The day finally arrived when I was to play my solo piece at the piano competition. I handed one of the judges, who was a Catholic priest and appeared the least intimidating, Schubert’s “Ave Maria.” This was so he could follow the music as I played it. With the greatest display of confidence, I walked briskly to the stage, bowed, and sat down facing the huge black 9-foot Steinway & Sons grand. I positioned myself carefully, adjusting the piano bench, focusing on the pattern of black and white key design stretched horizontally before me, beckoning my touch.
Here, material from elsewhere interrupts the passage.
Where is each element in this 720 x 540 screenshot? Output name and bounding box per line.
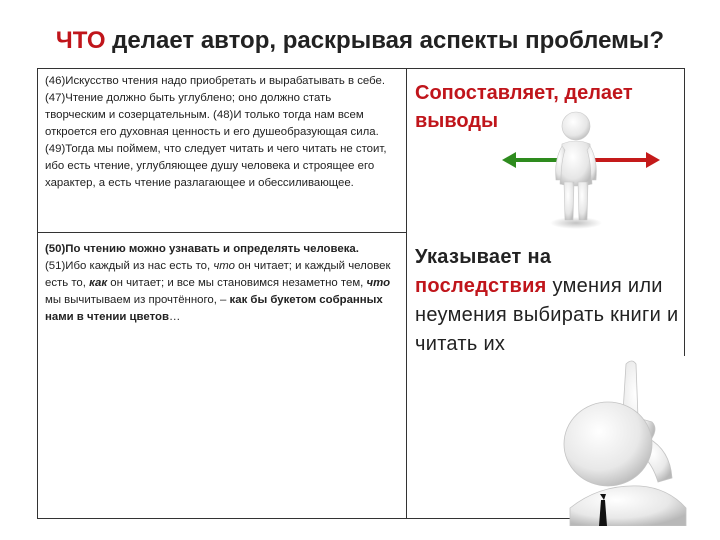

For a moment I imagined myself the female Liberace taking command, wooing the audience, dazzling them, blessing them with my special rendition of “Ave Maria.” After taking a deep breath, I began, filling the room with a flowing style of richly arpeggiated chords accompanying that familiar melody of sweet longing and adoration. Soon I was the observer, looking on as a swooning member of an adoring audience, lost in the wonder and beauty of the rippling Schumanesque harmonies flowing into the hall, working their way into the hearts, souls, and minds of the listeners. The only missing detail was that I wasn’t wearing a tuxedo. Looking back, I’m sure the judges were at least somewhat confused, wondering if I had given them the wrong music—or perhaps was playing a version they had not yet heard.
I won second prize, which was a season ticket to the Pueblo Civic Symphony.
I was not at all happy about this: I should have won first. After all, I was far more interesting to listen to than the winner, I thought. The girl who won first prize and received $150 had been a grade-school friend of mine; her father played principal oboe in the local symphony orchestra. The judges assured me that I had won second place and not been disqualified because I had played very well, displaying good technique and a fine musical sensibility. They also insisted that since I displayed obvious “creative ability,” I might have a very bright future in music, especially if I went to someplace like Hollywood. The priest kept saying, “You could make a million dollars doing what you do!”
I left the competition that day determined to study with a professional piano teacher. And as I mentally reviewed the past three years and my newfound enjoyment of playing the piano, I slowly began to understand for the first time that what I was supposed to be expressing in classical music was not me—who I was—but the soul of the composer whose music I was playing. I wasn’t quite sure how I felt about that. But I had no doubts about Liberace: he had set me on the path to my lifetime’s profession, and I remain grateful to him to this day.